If you’re interfacing with mobile devices, it is often helpful to have an API that accepts the API Key, a device identifier, and user credentials such as their login and password, and returns an authentication_token that can be used to identify them in the future.  If the server ever needs to revoke or expire access to the resources to that user, the authentication_token can be removed from the server’s storage, forcing the user to authentication again.

The HTTP protocol is a text based protocol and is not encrypted or secure.  By using TLS on top of HTTP, all of the data is encrypted.  This is a deep topic and out of the scope of this post, but I recommend that you use it for all of your production APIs and insist on it from anyone providing them to you.


Usually bolted on after the fact is versioning.  When writing an API, one thing is sure – it will change.  When it does, it can cause problems for the clients.  A strategy for handling that is to version them, but make this the last resort, as versioning comes with some costs that I’ll discuss shortly.

Before versioning, consider that, if you’re using JSON to represent your data, you can generally add fields without breaking existing clients using the API.  In those cases, adding additional fields to the response doesn’t require a new version of the API.

If your needs are more complex than that, it’s time to create a new version of the API.

A simple example is by adding the version number in the url – for example  If we need to change the nature of the result from the users API, but there are production clients using the current one, what do we do?  We could add a new route, but that would pollute the namespace.  With with versioning, we can just add a new version – e.g.

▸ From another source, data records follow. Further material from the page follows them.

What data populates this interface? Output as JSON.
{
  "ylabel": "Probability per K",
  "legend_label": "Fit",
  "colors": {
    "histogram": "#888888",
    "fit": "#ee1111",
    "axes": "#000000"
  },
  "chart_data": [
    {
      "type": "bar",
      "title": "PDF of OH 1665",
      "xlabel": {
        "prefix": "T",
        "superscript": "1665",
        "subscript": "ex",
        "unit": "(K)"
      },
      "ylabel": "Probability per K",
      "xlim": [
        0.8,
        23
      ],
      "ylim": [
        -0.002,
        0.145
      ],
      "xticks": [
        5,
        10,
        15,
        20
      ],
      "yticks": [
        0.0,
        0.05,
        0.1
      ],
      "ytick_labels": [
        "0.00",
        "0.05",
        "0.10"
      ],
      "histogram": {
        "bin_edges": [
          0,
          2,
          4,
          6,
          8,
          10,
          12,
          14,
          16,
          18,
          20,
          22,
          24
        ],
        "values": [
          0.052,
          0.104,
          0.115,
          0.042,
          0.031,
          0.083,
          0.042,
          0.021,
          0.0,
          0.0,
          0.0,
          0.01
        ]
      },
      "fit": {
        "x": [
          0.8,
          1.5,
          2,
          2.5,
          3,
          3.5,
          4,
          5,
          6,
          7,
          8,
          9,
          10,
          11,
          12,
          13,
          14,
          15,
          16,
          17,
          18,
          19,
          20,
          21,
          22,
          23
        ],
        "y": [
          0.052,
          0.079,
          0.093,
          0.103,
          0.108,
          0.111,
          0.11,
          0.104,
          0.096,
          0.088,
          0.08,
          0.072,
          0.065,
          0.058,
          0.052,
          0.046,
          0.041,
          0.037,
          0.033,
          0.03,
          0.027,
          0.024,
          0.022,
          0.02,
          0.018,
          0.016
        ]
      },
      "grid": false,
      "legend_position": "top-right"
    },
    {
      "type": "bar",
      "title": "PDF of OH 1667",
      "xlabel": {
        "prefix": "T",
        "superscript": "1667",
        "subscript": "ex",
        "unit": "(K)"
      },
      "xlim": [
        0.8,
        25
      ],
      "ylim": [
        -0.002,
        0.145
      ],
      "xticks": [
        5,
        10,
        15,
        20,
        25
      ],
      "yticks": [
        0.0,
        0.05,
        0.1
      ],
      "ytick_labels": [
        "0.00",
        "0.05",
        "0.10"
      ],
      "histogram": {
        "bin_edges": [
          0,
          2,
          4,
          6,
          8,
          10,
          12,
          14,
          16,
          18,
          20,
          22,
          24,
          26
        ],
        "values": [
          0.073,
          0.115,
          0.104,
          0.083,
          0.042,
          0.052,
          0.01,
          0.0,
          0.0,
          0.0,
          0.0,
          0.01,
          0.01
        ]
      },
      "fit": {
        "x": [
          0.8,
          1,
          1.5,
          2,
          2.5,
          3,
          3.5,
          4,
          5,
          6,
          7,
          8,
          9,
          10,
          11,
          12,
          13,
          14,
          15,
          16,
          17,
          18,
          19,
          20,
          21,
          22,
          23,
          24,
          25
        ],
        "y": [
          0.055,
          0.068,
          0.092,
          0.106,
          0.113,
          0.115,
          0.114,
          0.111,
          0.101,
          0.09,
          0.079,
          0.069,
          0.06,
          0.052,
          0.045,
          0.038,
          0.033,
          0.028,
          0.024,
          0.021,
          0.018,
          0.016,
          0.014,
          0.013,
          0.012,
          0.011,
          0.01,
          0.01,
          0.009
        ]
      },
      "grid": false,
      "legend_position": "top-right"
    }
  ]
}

Ok, so what’s are the costs?  When adding a new version,  consider if it’s more effective and maintainable to add the new version of the API to the existing code base or to have a separate code base that will grow while you maintain the original version for legacy purposes.  Either decision involves additional concern for the code base – either more complexity in one code base with multiple API versions, or an additional code base per version, which requires patching both for security updates, and other maintenance issues.

Automated Testing

One last thing.  When clients are using you API, their productivity will be ruined if the API doesn’t work.  To be sure an API works, it must be tested, but testing can be hard since there is no user interface for the API.  There are great tools like Swagger, which I discuss in the One Grape API post to expose the API and make it testable by humans, but there is no substitute to automated testing, where you have a suite of tests that run against the API to prove that it works.  If you miss a test case and get a report of a but, add it later and it’ll never be back!